If we agree, without proof, that any two points determine exactly one line, and any three non-colinear points determine exactly one plane, and if two parallel lines are intersected by a transversal, then the corresponding angles are congruent, then we can build a highly complex system of geometry. but we cannot unless we begin by agreeing on those basic definitions, axioms, postulates – statements without proof.

You have skipped that step. You’d like me to agree to your ethical conclusion, but I won’t, since I don’t agree to accept your unstated axioms.

The goal of the profession is not public service. Like any profession, the goal is to provide a service that people will pay for. Pharmacists are not public servants. They are business people, and are in the business to make money.

They don’t violate anyone’s freedom. This is the worst sticking point. Violating freedom requires that they impede a course of action to which you have a right. YOU DO NOT HAVE A RIGHT TO BUY PLAN B MEDICATION. That is, you certainly have a right to purchase it from a willing seller. But you don’t have a right to HAVE it, no matter what. A poor woman cannot demand that the pharmacist provide it at no cost, can she? No. She has no more right to buy it than she does to buy anything else: namely, her right ends at a consensual transaction.

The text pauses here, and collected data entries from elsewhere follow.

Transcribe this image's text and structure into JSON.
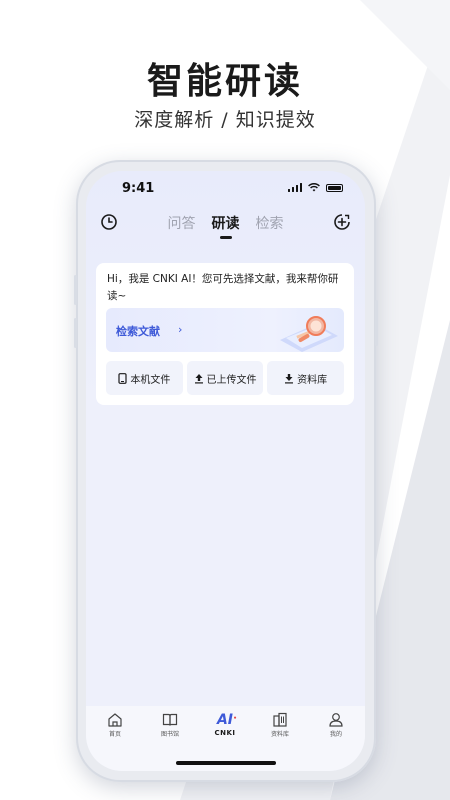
{
  "promo": {
    "title": "智能研读",
    "subtitle": "深度解析 / 知识提效"
  },
  "status_bar": {
    "time": "9:41",
    "icons": [
      "signal-icon",
      "wifi-icon",
      "battery-icon"
    ]
  },
  "top_nav": {
    "left_icon": "clock-icon",
    "right_icon": "plus-circle-icon",
    "tabs": [
      {
        "label": "问答",
        "active": false
      },
      {
        "label": "研读",
        "active": true
      },
      {
        "label": "检索",
        "active": false
      }
    ]
  },
  "card": {
    "greeting": "Hi，我是 CNKI AI！您可先选择文献，我来帮你研读~",
    "search_banner": {
      "label": "检索文献",
      "chevron": "›"
    },
    "actions": [
      {
        "label": "本机文件",
        "icon": "phone-icon"
      },
      {
        "label": "已上传文件",
        "icon": "upload-icon"
      },
      {
        "label": "资料库",
        "icon": "download-icon"
      }
    ]
  },
  "bottom_nav": {
    "items": [
      {
        "label": "首页",
        "icon": "home-icon"
      },
      {
        "label": "图书馆",
        "icon": "book-icon"
      },
      {
        "label": "CNKI",
        "icon": "ai-logo-icon",
        "logo_text": "AI"
      },
      {
        "label": "资料库",
        "icon": "building-icon"
      },
      {
        "label": "我的",
        "icon": "user-icon"
      }
    ]
  },
  "colors": {
    "accent": "#3e5ad8",
    "screen_bg": "#eef0fb",
    "text_primary": "#1a1a1a"
  }
}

The underlying axiom you appear t be relying on is that the pharmacist is a public servant, required to place his business and personal needs below the needs of his customers. This is bull. Pharmacists are professional business people, and are generally entitled to run their business as they wish.

THAT is my axiom.

When I asked for low-dose narcotic cough medicine, I was told “Yes, that is legal without a prescription, but we do not sell it without a prescription.” (paraphrased) I wasn’t happy about it but I didn’t freak out about the store’s policy and demand a fascist law mandating that they sell that legal product.

Enacted by pharmacists who hate and want to punish women, no doubt.